OhioMother.com

Ohio Mothers and Mothers To be. News, tips, and more…


Archive for December, 2006

Understanding a mother’s place

by @ Tuesday, December 26th, 2006. Filed under Uncategorized

Jan Dane has three young children, and after her youngest was born, she was hesitant to resume the 55-hour-a-week schedule she’d had before becoming a parent.

“I was reluctant to re-engage in the way I had been working before … with beepers for everybody,” she said. “That was the model for working I knew, and I knew I couldn’t do that and be a mother.”

For most working mothers this dilemma is familiar. And according to new research by Brown University sociologist Susan Short, it is compounded by the fact that working mothers are getting less and less of the traditional help at home from mothers, mothers-in-law and other females in the household.

“They’re just as likely to live with mothers and mothers-in-law, but these mothers and mothers-in-law are more likely to be working themselves,” Short said. In today’s work force, “women are more likely to be working in non-agricultural activities, both as young mothers and as older women.”

But many businesses – recognizing that the perfect balance of motherhood and career woman is increasingly difficult to achieve – are becoming proactive in an effort to retain employees.

Christine Heenan, founder and president of the Clarendon Group Inc., is one employer who has set out to make her business a desirable choice for mothers.

“I think the competition for good workers is not going away,” she said, “and to not recognize the competing demands of work and family is, ultimately, to lose your best people.

“The key is flexibility, and supporting new parents is a key element of it. Flexibility will be more of a hallmark of a successful workplace, going forward, for all jobs.”

Heenan came to this conclusion through her own experience. She had been working part-time at Brown, she said, when she decided to work from home, so she could take care of her newborn and 2-year-old.
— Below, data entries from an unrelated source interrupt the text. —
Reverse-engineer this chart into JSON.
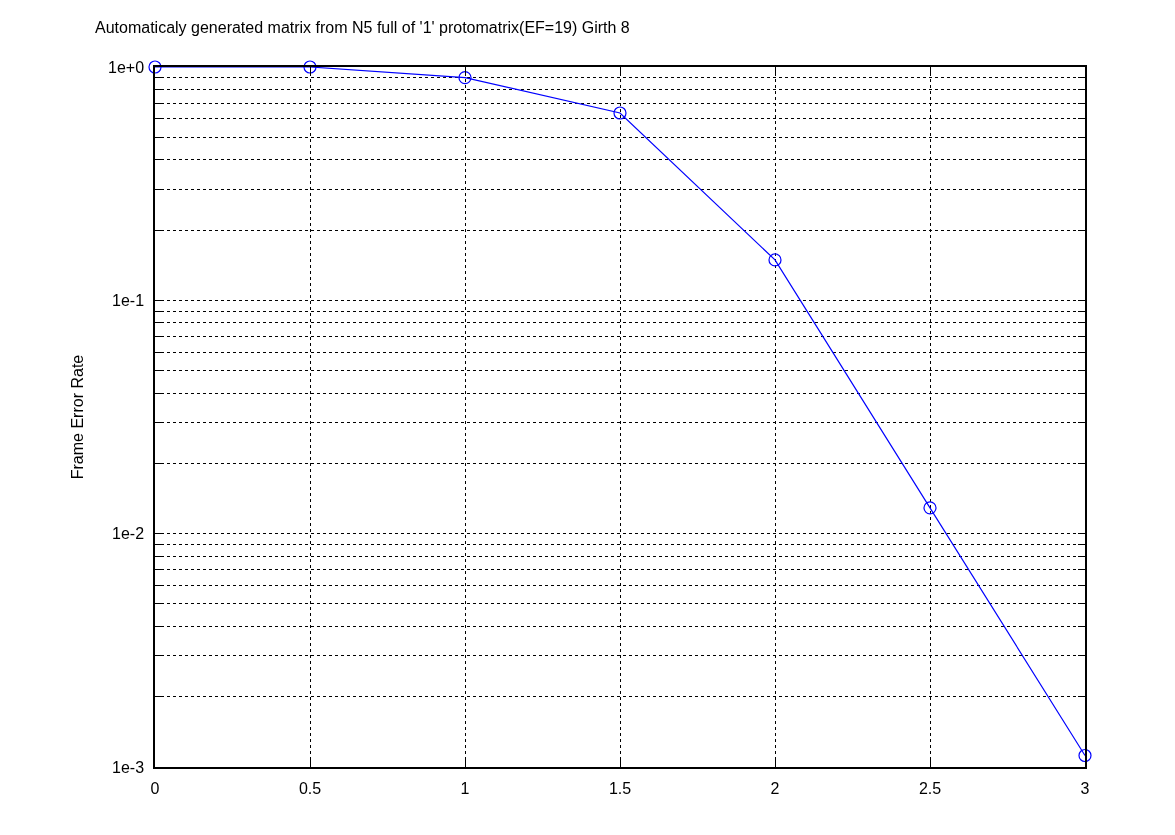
{
  "chart_data": {
    "type": "line",
    "title": "Automaticaly generated matrix from N5 full of '1' protomatrix(EF=19) Girth 8",
    "ylabel": "Frame Error Rate",
    "x": [
      0,
      0.5,
      1,
      1.5,
      2,
      2.5,
      3
    ],
    "series": [
      {
        "color": "#0000ff",
        "values": [
          1.0,
          1.0,
          0.9,
          0.635,
          0.149,
          0.0129,
          0.00112
        ]
      }
    ],
    "xlim": [
      0,
      3
    ],
    "xticks": [
      0,
      0.5,
      1,
      1.5,
      2,
      2.5,
      3
    ],
    "ylim": [
      0.001,
      1
    ],
    "log": "y",
    "yticks": [
      {
        "value": 0.001,
        "label": "1e-3"
      },
      {
        "value": 0.002,
        "label": null
      },
      {
        "value": 0.003,
        "label": null
      },
      {
        "value": 0.004,
        "label": null
      },
      {
        "value": 0.005,
        "label": null
      },
      {
        "value": 0.006,
        "label": null
      },
      {
        "value": 0.007,
        "label": null
      },
      {
        "value": 0.008,
        "label": null
      },
      {
        "value": 0.009,
        "label": null
      },
      {
        "value": 0.01,
        "label": "1e-2"
      },
      {
        "value": 0.02,
        "label": null
      },
      {
        "value": 0.03,
        "label": null
      },
      {
        "value": 0.04,
        "label": null
      },
      {
        "value": 0.05,
        "label": null
      },
      {
        "value": 0.06,
        "label": null
      },
      {
        "value": 0.07,
        "label": null
      },
      {
        "value": 0.08,
        "label": null
      },
      {
        "value": 0.09,
        "label": null
      },
      {
        "value": 0.1,
        "label": "1e-1"
      },
      {
        "value": 0.2,
        "label": null
      },
      {
        "value": 0.3,
        "label": null
      },
      {
        "value": 0.4,
        "label": null
      },
      {
        "value": 0.5,
        "label": null
      },
      {
        "value": 0.6,
        "label": null
      },
      {
        "value": 0.7,
        "label": null
      },
      {
        "value": 0.8,
        "label": null
      },
      {
        "value": 0.9,
        "label": null
      },
      {
        "value": 1,
        "label": "1e+0"
      }
    ],
    "grid": true,
    "marker": "circle",
    "line_style": "solid"
  }
}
“Everyone who has been a mother of young children knows that it comes with unpredictable demands in time,” she said. “I think a lot of women who take leave from the workplace do so not because they don’t want to contribute, but because there are too few employers that recognize that, inevitably, their most important job at the time is being a mother and getting that right.”

At Lifespan, where 75 percent of the employees are female, the company has found that flexible schedules are an important benefit.
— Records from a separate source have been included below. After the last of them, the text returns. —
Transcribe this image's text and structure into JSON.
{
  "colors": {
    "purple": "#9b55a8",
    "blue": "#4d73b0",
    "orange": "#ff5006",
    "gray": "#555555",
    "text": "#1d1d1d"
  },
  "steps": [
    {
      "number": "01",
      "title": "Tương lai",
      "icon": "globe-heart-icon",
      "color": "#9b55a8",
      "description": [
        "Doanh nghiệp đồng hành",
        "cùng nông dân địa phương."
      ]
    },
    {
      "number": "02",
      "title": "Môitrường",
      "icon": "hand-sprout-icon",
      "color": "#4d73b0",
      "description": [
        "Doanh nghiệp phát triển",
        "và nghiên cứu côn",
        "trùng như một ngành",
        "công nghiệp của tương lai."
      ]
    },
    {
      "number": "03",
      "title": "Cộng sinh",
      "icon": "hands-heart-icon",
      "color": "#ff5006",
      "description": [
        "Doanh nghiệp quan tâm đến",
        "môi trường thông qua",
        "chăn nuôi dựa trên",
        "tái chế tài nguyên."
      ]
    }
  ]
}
“We sent out a survey to all Lifespan employees asking about work/life balance issues,” said Brandon Melton, senior vice president for human resources at Lifespan.

“The biggest issue was flexibility in their work schedules,” he said. “It was not so much the child care issues, but taking time to meet with teachers, to go to school concerts or to be a homeroom mother for a day. It was the hour here and the two hours there.

“So we’ve instituted a set of policies encouraging managers to be flexible with our employees.”

Heenan, meanwhile, has turned her own need for flexibility into a thriving business.

After leaving Brown, she worked from home as a consultant. Soon, she’d started working with neighbor Stacy Paterno, a mother of three who had also left her job to care for her children.

Eventually, the two moved from Heenan’s home into an office, where they now they have 11 employees, five of whom are mothers.

One of those mothers is Dane, who is now Clarendon’s managing director of public relations. The flexibility the job gives her is very appreciated, she said.

“The culture is result-oriented as opposed to ‘This is the time I spend at my desk.’ We have hours we have to be here, but we also have some flexibility,” she said. “This is an environment where if your kid is sick you’re definitely staying home.”

That doesn’t mean the responsibilities are lessened, Dane added.

“You find a way to work it out, where you’re still a functioning employee, but you don’t feel this yoke that you have to be tethered to your desk,” she said. “We all have laptops and we all have Sidekicks [a brand of cell phone]. Even though I work from 8:30 a.m. to 3 p.m., if I’m at home and my Sidekick buzzes at 3:30, I have no problem taking that e-mail.”

At Lifespan, Melton said, the company’s flexibility is motivated by the desire to retain quality employees – and that effort starts with trying to understanding their needs.

“Over the years, I have found that the single best way I can keep a talented employee is to respect their lives as well as their work,” he said.

“If you respect people’s lives, they will do anything for you.”